HM Treasury's ILS proposals are a good start

Consultation paper published earlier this month propose regime for insurance special purpose vehicles

Global Publication March 30, 2016

Earlier this month, the UK’s HM Treasury published a formal consultation in relation to a new regulatory, corporate, insolvency and tax framework for insurance linked securities (ILS) business in the UK. The consultation sets out the government’s thinking in three separate parts and closes on 29 April 2016.

The consultation focuses on creating a regime to enable the transformative insurance special purpose vehicles (ISPVs) which are used in ILS issuances to be domiciled in the UK. Although this has not been mentioned in the consultation, we understand the government’s long term plans may also include attracting to the UK offshore fund and investment vehicles through which investors participate in ILS deals.

The first section of the consultation confirms the authorisation and supervisory framework applicable to “special purpose vehicles” under Solvency II will be applied to ISPVs in the UK. A core requirement of the ongoing supervisory regime will be compliance by UK ISPVs with the Solvency II “fully funded requirement”. There will also be a more streamlined Prudential Regulatory Authority authorisation regime, especially for multi-issuance UK ISPV vehicles.

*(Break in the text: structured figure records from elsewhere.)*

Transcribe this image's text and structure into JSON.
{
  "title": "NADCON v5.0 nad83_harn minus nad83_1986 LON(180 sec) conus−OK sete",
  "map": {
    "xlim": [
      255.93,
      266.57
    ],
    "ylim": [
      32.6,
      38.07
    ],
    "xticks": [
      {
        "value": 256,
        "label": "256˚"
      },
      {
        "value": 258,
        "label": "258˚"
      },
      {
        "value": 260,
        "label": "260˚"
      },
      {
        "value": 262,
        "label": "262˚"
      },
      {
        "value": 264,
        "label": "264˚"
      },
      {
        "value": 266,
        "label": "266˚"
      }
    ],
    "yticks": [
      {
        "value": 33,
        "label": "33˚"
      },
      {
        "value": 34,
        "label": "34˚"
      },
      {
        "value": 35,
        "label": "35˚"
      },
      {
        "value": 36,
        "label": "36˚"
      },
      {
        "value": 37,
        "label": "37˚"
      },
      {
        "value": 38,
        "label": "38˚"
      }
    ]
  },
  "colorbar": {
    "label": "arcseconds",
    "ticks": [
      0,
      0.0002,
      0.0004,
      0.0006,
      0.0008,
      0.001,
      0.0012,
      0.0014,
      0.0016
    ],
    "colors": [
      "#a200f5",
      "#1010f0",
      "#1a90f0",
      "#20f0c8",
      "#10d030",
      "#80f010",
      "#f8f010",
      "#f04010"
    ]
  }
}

The ISPV framework in Solvency II was not created with ILS transactions in mind and there is the potential for this to put the UK ILS regime at a disadvantage. The “fully funded requirement” means ISPVs in the UK may need a “buffer” against collateral shortfalls or an ability to call extra capital from investors. UK ISPVs will not, as things stand, be able to undertake direct insurance business, ruling out their use in deals which the UK might have otherwise been well positioned to host.

The second section proposes amending companies and insolvency law in the UK to allow for the creation of protected cell companies (PCCs). PCCs would be novel in the UK and their introduction would be one of the more radical changes to UK corporate and insolvency law in recent times. The new PCC regime is only envisaged to be available for ISPVs involved in ILS transactions.

The final section deals with taxation aspects of ILS deals. Ensuring competitive tax treatment for ISPVs and the investors in ILS deals will be fundamental to the success of the government’s proposals. The focus of the consultation is on ensuring that there is no tax leakage at the level of the ISPV, while at the same time making sure that ultimately any investors pay tax at the profit they make. The government will introduce enabling legislation in the 2016 Finance Bill, so that the tax changes can be made later.